Mas a prisão do presidente Lula da Silva foi um golpe de misericórdia na estrutura já claudicante da democracia brasileira.


Sem meias palavras, foi um crime – ao menos de lesa à pátria – imperdoável. Que inviabilizou qualquer pacto de decência e moralidade no interior da paisagem política brasileira.


Todos sabem. Mas ninguém quer mexer.


Aquela verdadeira palhaçada destroçou a dignidade do regime político.

Note-se bem e muito bem: país sério – e, até ali, supunha-se que o Brasil o fosse – não prende presidente da República e ponto final. Mas isso assim se fez no Brasil.

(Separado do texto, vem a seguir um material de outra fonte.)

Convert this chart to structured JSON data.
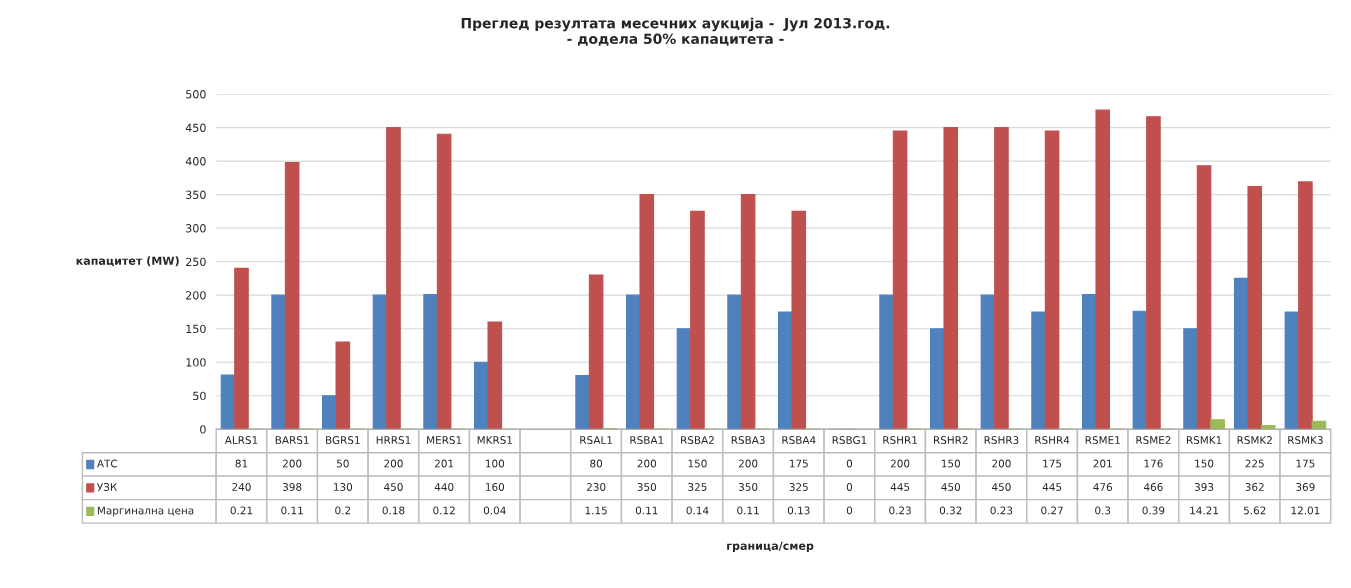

Tornaram-se internos, o presidente Lula da Silva e o presidente Michel Temer. E, se isso já não fosse extraordinariamente grave, ainda mantiveram o presidente Lula da Silva encarcerado por 580 dias.


Dito sem pudor: 580 dias de uma das maiores democracias do mundo em agonia.

Uma verdadeira tragédia essa que só aconteceu porque o sistema político brasileiro já estava caduco e as suas instituições, em acelerada decomposição. Com os pactos pela redemocratização, cosidos em longo prazo desde a abertura “lenta, gradual e segura” iniciada pela presidência Geisel, todos depauperados. De maneira que, visto por esse prisma, parece onanismo mental o conjunto de especulações sobre as razões da emergência do momentum Jair Messias Bolsonaro no país.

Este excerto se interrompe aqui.